L'ex-Premier ministre a ainsi eu droit à son lot de railleries légitimes, Mais il a aussi suscité la nostalgie de ces enseignes défuntes. Toutes ont fait partie de l'histoire économique de l'après-guerre. Accompagnant l'ascension de la société de consommation, ces pionniers ont symbolisé la révolution qu'a consisté, pour le commerce de détail, le groupement d'achats, la coexistence des produits alimentaires et non-alimentaires dans les rayons ou... le libre-service. Revue de détail de quelques précurseurs du commerce moderne, certains nés avant la deuxième guerre mondiale, d'autres ayant accompagné la croissance de la consommation pendant les "trente glorieuses".

  • Prisunic. Ressuscitée involontairement par Alain Juppé, cette chaîne de commerce de centre-ville avait été lancée en 1931 par les Magasins du Printemps. Commerces populaires vendant des produits de grande série à des prix bas, ses magasins s'inspirent du concept des articles à prix fixes et ronds lancés juste avant par Uniprix et... Monoprix. Ce dernier rachètera l'enseigne en 1997 au groupe Pinault qui l'avait acquise en 1991. La dissolution totale de la société est prononcée en 2002. 
  • Felix Potin. Cette enseigne d'épicerie est née au XIXème siècle. Elle incarne à elle seule l'histoire du commerce en France. Novatrice, l'enseigne proposait dès 1870 la livraison à domicile et s'est mise dans les années 20 à proposer dans ses épiceries des articles non-alimentaires, incarnant le concept de supermarché avant la lettre. En 1980, la marque totalisait 1.300 magasins. Racheté par plusieurs propriétaires successifs, le groupe est liquidé en décembre 1995.
Alors que Félix Potin comprend près de 400 magasins et plus de 1.000 salariés, le groupe est liquidé en décembre 1995.
Alors que Félix Potin comprend près de 400 magasins et plus de 1.000 salariés, le groupe est liquidé en décembre 1995. © Licence Creative Commun 3.0. Wikipedia
  • Goulet-Turpin. Cette marque a totalement disparu en 1979, mais elle tient une place particulière dans l'histoire du commerce de détail français car elle lui a apporté deux révolutions pour l'époque. L'enseigne est d'abord à l'origine de la création du premier magasin totalement en libre-service en 1948 à Paris, puis celle, en 1958, du premier supermarché français doté d'un parking extérieur pour les voitures. C'est aussi à Goulet-Turpin que l'on doit l'arrivée en 1972 du premier fast food français à Reims sous le nom de Chicken-Food.

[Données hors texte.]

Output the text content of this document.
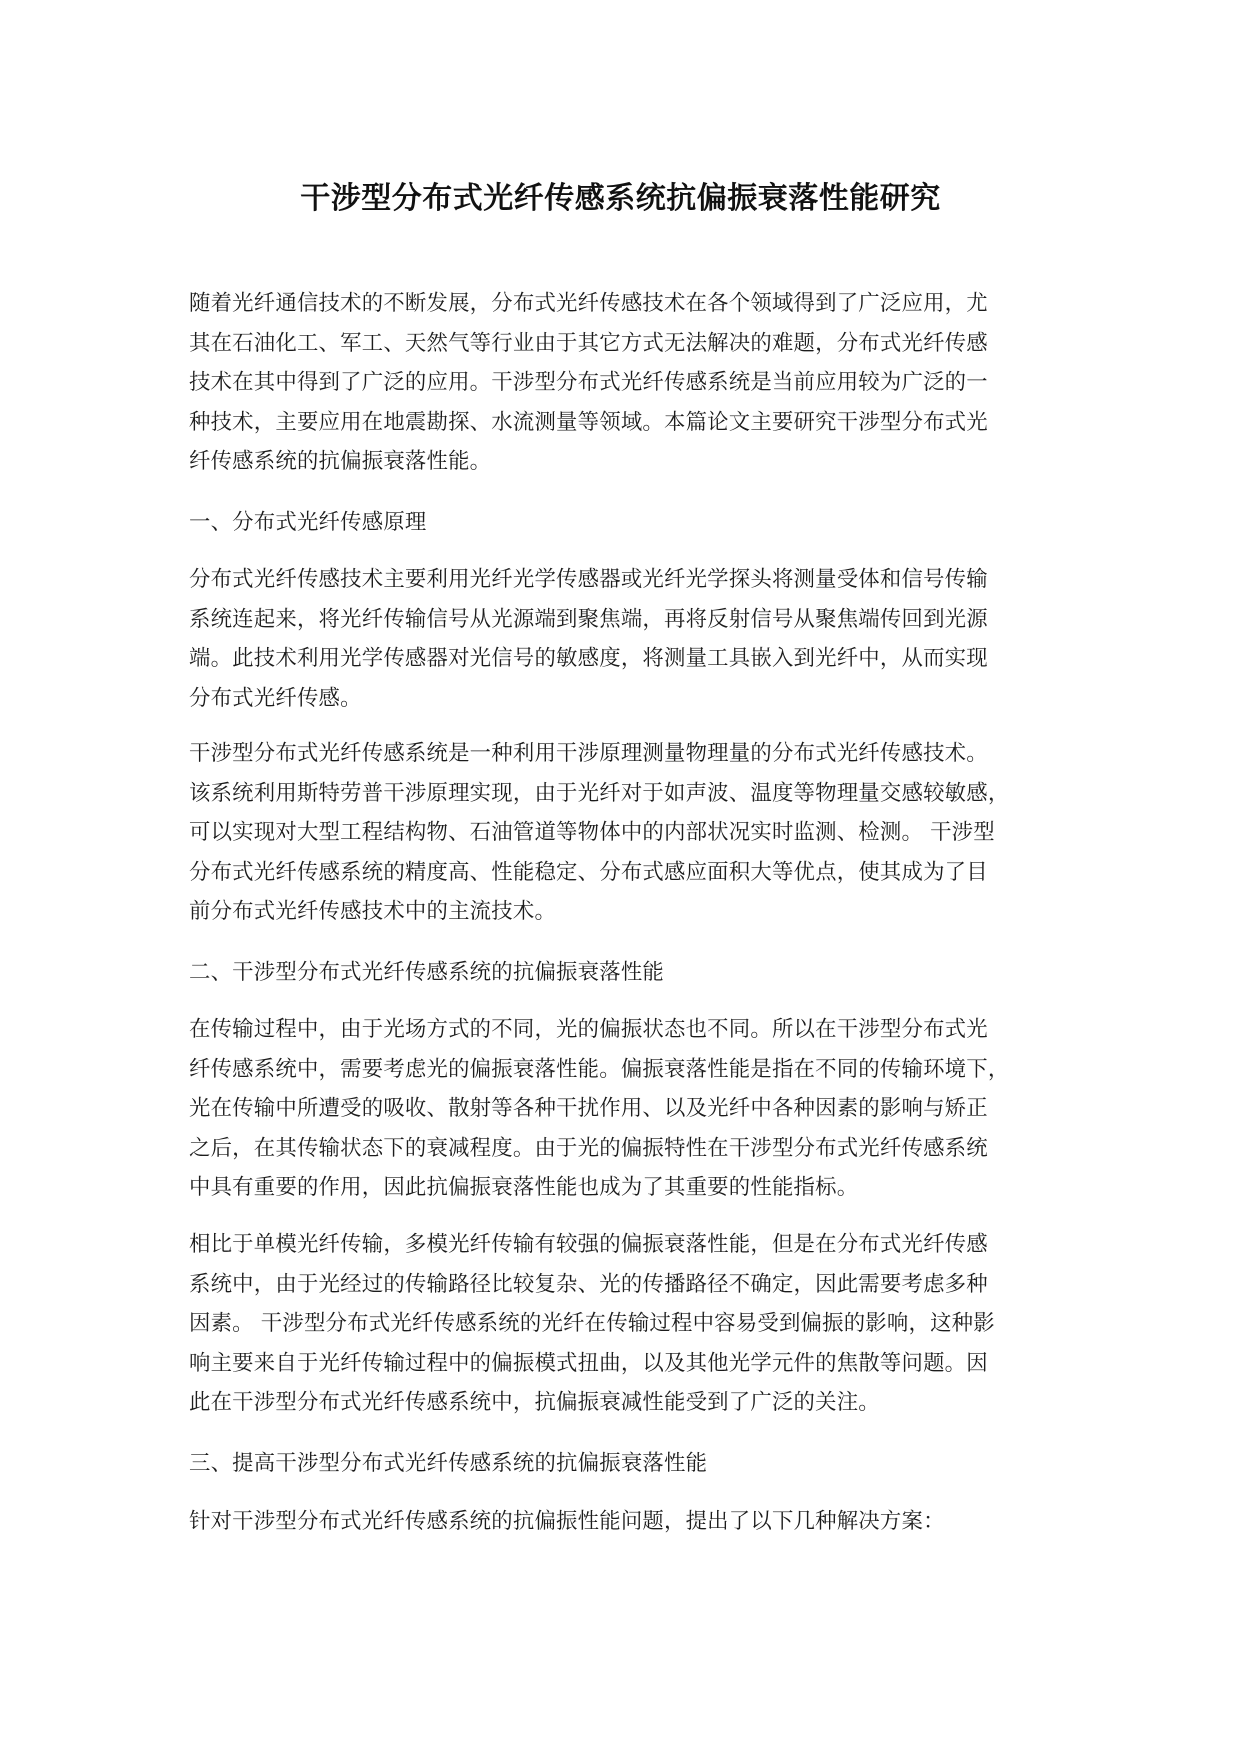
干涉型分布式光纤传感系统抗偏振衰落性能研究
随着光纤通信技术的不断发展，分布式光纤传感技术在各个领域得到了广泛应用，尤
其在石油化工、军工、天然气等行业由于其它方式无法解决的难题，分布式光纤传感
技术在其中得到了广泛的应用。干涉型分布式光纤传感系统是当前应用较为广泛的一
种技术，主要应用在地震勘探、水流测量等领域。本篇论文主要研究干涉型分布式光
纤传感系统的抗偏振衰落性能。
一、分布式光纤传感原理
分布式光纤传感技术主要利用光纤光学传感器或光纤光学探头将测量受体和信号传输
系统连起来，将光纤传输信号从光源端到聚焦端，再将反射信号从聚焦端传回到光源
端。此技术利用光学传感器对光信号的敏感度，将测量工具嵌入到光纤中，从而实现
分布式光纤传感。
干涉型分布式光纤传感系统是一种利用干涉原理测量物理量的分布式光纤传感技术。
该系统利用斯特劳普干涉原理实现，由于光纤对于如声波、温度等物理量交感较敏感，
可以实现对大型工程结构物、石油管道等物体中的内部状况实时监测、检测。 干涉型
分布式光纤传感系统的精度高、性能稳定、分布式感应面积大等优点，使其成为了目
前分布式光纤传感技术中的主流技术。
二、干涉型分布式光纤传感系统的抗偏振衰落性能
在传输过程中，由于光场方式的不同，光的偏振状态也不同。所以在干涉型分布式光
纤传感系统中，需要考虑光的偏振衰落性能。偏振衰落性能是指在不同的传输环境下，
光在传输中所遭受的吸收、散射等各种干扰作用、以及光纤中各种因素的影响与矫正
之后，在其传输状态下的衰减程度。由于光的偏振特性在干涉型分布式光纤传感系统
中具有重要的作用，因此抗偏振衰落性能也成为了其重要的性能指标。
相比于单模光纤传输，多模光纤传输有较强的偏振衰落性能，但是在分布式光纤传感
系统中，由于光经过的传输路径比较复杂、光的传播路径不确定，因此需要考虑多种
因素。 干涉型分布式光纤传感系统的光纤在传输过程中容易受到偏振的影响，这种影
响主要来自于光纤传输过程中的偏振模式扭曲，以及其他光学元件的焦散等问题。因
此在干涉型分布式光纤传感系统中，抗偏振衰减性能受到了广泛的关注。
三、提高干涉型分布式光纤传感系统的抗偏振衰落性能
针对干涉型分布式光纤传感系统的抗偏振性能问题，提出了以下几种解决方案：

  • Codec. Fondée en 1924, cette enseigne incarne l'adage "l'union fait la force" appliqué au commerce de détail. Coopérative de détaillants, elle met à leur disposition une centrale d'achat qui leur propose une large gamme de produits dont des produits de marque distributeur. Dès 1927, les clients trouvent dans les rayons des conserves de légumes Codec. L'enseigne grossit par croissance externe (rachats des enseignes Viniprix, Maxi Coop, Point Coop), comme ses grands rivaux. Codec est placé en redressement judiciaire en 1990 et se rapproche du groupe Promodès. L'enseigne appartient ensuite au groupe Carrefour que ce dernier a racheté à Promodès. Au début des années 2000, les magasins Codec, deviennent soit des Shopi soit des 8 à huit. D'autres rejoignent des groupements d'indépendants concurrents, comme Système U. 

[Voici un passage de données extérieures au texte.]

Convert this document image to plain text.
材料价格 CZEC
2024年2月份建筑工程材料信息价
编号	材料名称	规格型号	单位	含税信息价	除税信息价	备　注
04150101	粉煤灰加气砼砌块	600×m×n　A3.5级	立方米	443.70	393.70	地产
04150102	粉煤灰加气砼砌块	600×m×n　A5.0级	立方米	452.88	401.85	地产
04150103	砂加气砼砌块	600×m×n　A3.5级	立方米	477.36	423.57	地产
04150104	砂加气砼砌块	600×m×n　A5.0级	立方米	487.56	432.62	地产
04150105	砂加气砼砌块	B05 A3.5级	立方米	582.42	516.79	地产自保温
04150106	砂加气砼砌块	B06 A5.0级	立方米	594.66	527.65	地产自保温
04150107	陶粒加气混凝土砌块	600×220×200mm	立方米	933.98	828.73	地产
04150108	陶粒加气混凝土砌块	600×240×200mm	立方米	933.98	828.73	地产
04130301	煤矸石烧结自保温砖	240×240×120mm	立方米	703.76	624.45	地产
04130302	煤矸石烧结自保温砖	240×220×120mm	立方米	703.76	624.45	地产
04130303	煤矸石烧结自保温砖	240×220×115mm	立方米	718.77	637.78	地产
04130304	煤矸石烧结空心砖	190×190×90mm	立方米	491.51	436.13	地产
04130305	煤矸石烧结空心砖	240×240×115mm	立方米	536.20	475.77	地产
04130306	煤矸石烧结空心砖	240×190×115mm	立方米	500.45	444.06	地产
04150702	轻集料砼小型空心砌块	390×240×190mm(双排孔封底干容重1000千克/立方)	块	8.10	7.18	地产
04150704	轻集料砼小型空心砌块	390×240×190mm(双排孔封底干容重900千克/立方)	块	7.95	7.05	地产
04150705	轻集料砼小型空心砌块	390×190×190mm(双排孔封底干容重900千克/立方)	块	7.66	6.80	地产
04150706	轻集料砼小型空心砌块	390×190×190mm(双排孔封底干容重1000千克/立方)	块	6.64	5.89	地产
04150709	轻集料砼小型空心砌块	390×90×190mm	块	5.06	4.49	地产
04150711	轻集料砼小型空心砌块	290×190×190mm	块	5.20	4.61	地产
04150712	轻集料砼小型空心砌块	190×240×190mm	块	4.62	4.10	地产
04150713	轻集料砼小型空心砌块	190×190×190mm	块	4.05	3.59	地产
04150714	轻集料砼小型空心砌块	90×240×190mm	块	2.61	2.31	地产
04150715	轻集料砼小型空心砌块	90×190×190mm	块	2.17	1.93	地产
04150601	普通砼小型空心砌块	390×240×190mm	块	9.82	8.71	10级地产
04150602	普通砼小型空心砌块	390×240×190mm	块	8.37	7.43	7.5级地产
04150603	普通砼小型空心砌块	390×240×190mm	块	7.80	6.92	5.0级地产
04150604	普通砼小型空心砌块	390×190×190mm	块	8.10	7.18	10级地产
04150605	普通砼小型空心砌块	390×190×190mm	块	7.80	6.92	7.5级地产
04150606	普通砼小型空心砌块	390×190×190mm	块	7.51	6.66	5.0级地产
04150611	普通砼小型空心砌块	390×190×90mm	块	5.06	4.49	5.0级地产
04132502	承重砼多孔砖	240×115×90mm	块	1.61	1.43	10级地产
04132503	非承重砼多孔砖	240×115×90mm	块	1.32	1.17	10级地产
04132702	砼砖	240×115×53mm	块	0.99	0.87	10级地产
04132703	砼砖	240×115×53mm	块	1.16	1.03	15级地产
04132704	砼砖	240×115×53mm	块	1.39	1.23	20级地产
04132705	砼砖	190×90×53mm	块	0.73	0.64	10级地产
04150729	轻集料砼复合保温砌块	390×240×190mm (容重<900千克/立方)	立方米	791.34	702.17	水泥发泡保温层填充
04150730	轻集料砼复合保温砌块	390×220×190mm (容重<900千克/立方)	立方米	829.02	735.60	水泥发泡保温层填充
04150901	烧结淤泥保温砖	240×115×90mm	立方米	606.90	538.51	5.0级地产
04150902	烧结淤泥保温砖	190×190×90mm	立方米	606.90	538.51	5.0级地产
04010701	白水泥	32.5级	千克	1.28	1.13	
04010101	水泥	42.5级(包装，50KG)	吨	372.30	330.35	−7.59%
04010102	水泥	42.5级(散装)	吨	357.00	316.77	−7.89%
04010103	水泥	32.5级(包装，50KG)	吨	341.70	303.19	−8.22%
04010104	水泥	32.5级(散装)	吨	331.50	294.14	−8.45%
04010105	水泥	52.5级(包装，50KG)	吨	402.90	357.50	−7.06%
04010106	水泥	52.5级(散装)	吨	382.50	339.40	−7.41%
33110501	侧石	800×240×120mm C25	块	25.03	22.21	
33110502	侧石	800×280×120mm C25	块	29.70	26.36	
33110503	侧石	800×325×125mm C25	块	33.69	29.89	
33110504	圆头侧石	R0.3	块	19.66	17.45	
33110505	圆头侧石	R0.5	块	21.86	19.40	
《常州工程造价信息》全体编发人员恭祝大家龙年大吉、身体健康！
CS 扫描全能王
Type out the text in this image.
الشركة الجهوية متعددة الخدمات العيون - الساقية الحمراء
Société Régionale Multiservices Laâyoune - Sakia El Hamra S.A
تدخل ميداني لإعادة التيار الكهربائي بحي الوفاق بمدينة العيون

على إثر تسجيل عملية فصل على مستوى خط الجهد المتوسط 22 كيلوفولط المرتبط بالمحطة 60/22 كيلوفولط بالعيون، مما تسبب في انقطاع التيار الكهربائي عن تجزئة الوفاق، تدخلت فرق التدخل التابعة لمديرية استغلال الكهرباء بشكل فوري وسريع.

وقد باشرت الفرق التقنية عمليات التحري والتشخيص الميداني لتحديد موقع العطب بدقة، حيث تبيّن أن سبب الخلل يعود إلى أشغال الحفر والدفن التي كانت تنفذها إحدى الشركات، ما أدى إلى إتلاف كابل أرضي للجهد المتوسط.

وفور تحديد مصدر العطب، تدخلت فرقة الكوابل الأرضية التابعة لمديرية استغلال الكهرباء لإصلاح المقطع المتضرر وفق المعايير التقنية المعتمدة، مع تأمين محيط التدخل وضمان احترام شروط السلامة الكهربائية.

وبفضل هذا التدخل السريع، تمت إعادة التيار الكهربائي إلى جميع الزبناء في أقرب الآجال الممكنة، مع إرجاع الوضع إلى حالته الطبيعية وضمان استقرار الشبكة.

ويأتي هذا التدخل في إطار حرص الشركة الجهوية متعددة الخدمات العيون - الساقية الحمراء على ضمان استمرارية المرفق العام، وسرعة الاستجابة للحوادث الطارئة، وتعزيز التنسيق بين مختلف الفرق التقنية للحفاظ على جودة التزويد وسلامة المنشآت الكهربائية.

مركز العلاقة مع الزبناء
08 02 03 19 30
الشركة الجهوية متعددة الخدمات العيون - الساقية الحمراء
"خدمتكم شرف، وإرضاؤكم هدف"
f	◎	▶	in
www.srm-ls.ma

  • Unico. Comme la précédente, cette coopérative de détaillants est née en 1924. La marque Unico est d'abord une marque de produits alimentaires et des produits d'entretien que distribue des détaillants. En 1950, Unico regroupera 130 sociétés coopératives puis donnera naissance au groupe Système U en 1975. Progressivement, les enseignes Unico seront remplacées par des magasins Super U, Marché U ou Hyper U. En 1997, les derniers magasins Unico sont remplacés par l'enseigne Utile.
Mammouth a été absorbé par le groupe Auchan via les Docks de France.

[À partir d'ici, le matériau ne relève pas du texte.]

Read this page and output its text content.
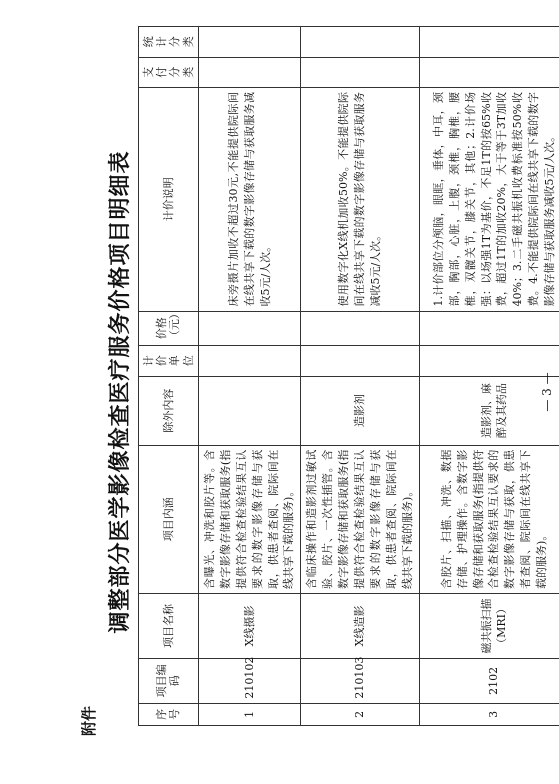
附件
调整部分医学影像检查医疗服务价格项目明细表
序号	项目编码	项目名称	项目内涵	除外内容	计价单位	价格（元）	计价说明	支付分类	统计分类
1	210102	X线摄影	含曝光、冲洗和胶片等。含数字影像存储和获取服务(指提供符合检查检验结果互认要求的数字影像存储与获取，供患者查阅、院际间在线共享下载的服务)。				床旁摄片加收不超过30元,不能提供院际间在线共享下载的数字影像存储与获取服务减收5元/人次。		
2	210103	X线造影	含临床操作和造影剂过敏试验、胶片、一次性插管。含数字影像存储和获取服务(指提供符合检查检验结果互认要求的数字影像存储与获取，供患者查阅、院际间在线共享下载的服务)。	造影剂			使用数字化X线机加收50%。不能提供院际间在线共享下载的数字影像存储与获取服务减收5元/人次。		
3	2102	磁共振扫描（MRI）	含胶片、扫描、冲洗、数据存储、护理操作。含数字影像存储和获取服务(指提供符合检查检验结果互认要求的数字影像存储与获取，供患者查阅、院际间在线共享下载的服务)。	造影剂、麻醉及其药品			1.计价部位分颅脑，眼眶，垂体，中耳，颈部，胸部，心脏，上腹，颈椎，胸椎，腰椎，双髋关节，膝关节，其他；2.计价场强：以场强1T为基价，不足1T的按65%收费，超过1T的加收20%，大于等于3T加收40%；3.二手磁共振机收费标准按50%收费。4.不能提供院际间在线共享下载的数字影像存储与获取服务减收5元/人次。		
— 3 —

Mammouth a été absorbé par le groupe Auchan via les Docks de France. © Wikipedia.
  • Mammouth. L'enseigne incarne le "modèle" des hypermarchés à la française, installés à la périphérie des villes et dotés d'immenses parkings. Apparue en 1968 et connue pour son slogan devenu culte "Mammouth écrase les prix", elle n'était pas au départ la propriété d'un groupe de distribution mais celle d'une centrale d'achat (Paridoc) utilisée par plusieurs distributeurs dont les Docks de France qui rachèteront Paridoc en 1993. Le groupe Auchan rachète Docks de France en 1996. En 2009, le groupe nordiste ferme le dernier magasin à l'enseigne Mammouth.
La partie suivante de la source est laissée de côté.